I think my nursing experience is replicated far too often in the homeschooling community. Parents come to homeschooling from a variety of paths, but most begin with a degree of trepidation and uncertainty.
Can I really teach my own children?
What if I mess up?
I’ll never be able to homeschool as well as…
We begin our journey, experience a little success, gain some confidence, and then—Wham! Something occurs to make us question ourselves all over again.
Much like my experience with my baby, it is often good things that cause our confidence to falter. Perhaps we read a book or attend a seminar or talk to a homeschool veteran. We get great tips, learn new methods, or hear encouraging success stories. But instead of inspiring us, they make us question our abilities or our outcomes. They leave us feeling inadequate or unequipped. We lose confidence in ourselves.
We become overwhelmed by “expert advice.”
In reality, we have forgotten our calling. We don’t homeschool because of any credentials we have earned from outside sources. Our qualifications do not come from the state or the local homeschool organization or the neighbor down the street. We aren’t successful because of any books we have read or workshops we have attended. We don’t teach because we have found the perfect curriculum or enrolled in the ultimate co-op.
Those of us who homeschool do it because God has called us to teach our children. He placed the desire in our hearts (Ephesians 4:1), gave us a scriptural mandate to teach our children (Deuteronomy 4:9, 6:6-9), and equipped us for the task (Ephesians 2:10, 2 Timothy 3:17). We don’t need our work validated by any “homeschool experts.”
Seeking wise counsel from those who are more experienced, reading a book on an area of weakness, attending a workshop for ideas and refreshment…these are all positive and helpful things for any homeschooler. But the minute you begin to feel that your homeschooling is under a microscope, that you are inadequate, or that you should not trust your own instincts about what is best for your children, PAUSE. Put the books and curriculum catalogs away. Turn off the podcasts, and stop answering the phone.
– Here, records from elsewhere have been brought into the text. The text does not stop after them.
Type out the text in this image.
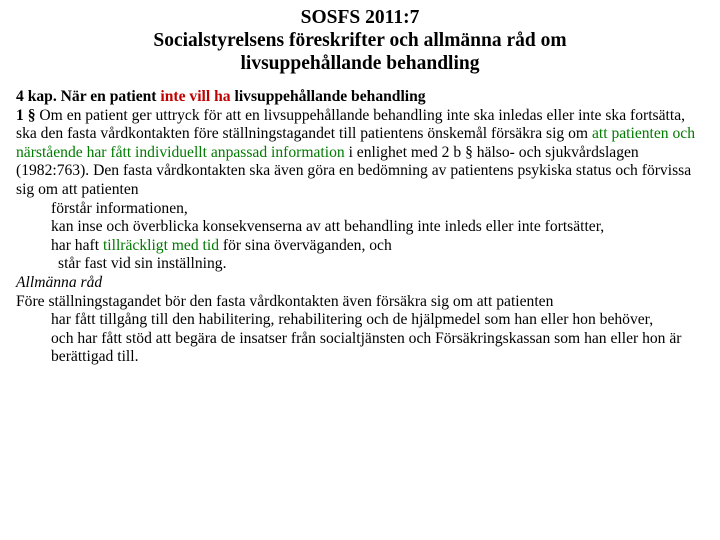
SOSFS 2011:7
Socialstyrelsens föreskrifter och allmänna råd om
livsuppehållande behandling

4 kap. När en patient inte vill ha livsuppehållande behandling

1 § Om en patient ger uttryck för att en livsuppehållande behandling inte ska inledas eller inte ska fortsätta, ska den fasta vårdkontakten före ställningstagandet till patientens önskemål försäkra sig om att patienten och närstående har fått individuellt anpassad information i enlighet med 2 b § hälso- och sjukvårdslagen (1982:763). Den fasta vårdkontakten ska även göra en bedömning av patientens psykiska status och förvissa sig om att patienten

förstår informationen,

kan inse och överblicka konsekvenserna av att behandling inte inleds eller inte fortsätter,

har haft tillräckligt med tid för sina överväganden, och

står fast vid sin inställning.

Allmänna råd

Före ställningstagandet bör den fasta vårdkontakten även försäkra sig om att patienten

har fått tillgång till den habilitering, rehabilitering och de hjälpmedel som han eller hon behöver,

och har fått stöd att begära de insatser från socialtjänsten och Försäkringskassan som han eller hon är berättigad till.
Go to the throne of the One who created you and placed His children in your care. Ask Him to remind you of your calling and of His equipping, and bask in the reality that His is the only expert advice you will ever need to take.
In what ways have you allowed the “experts” to rob you of your calling to homeschool? How often do you look to outside sources for advice or validation rather than to the LORD? What steps can you take this week to direct your focus back to His word to equip you for the task of teaching your children?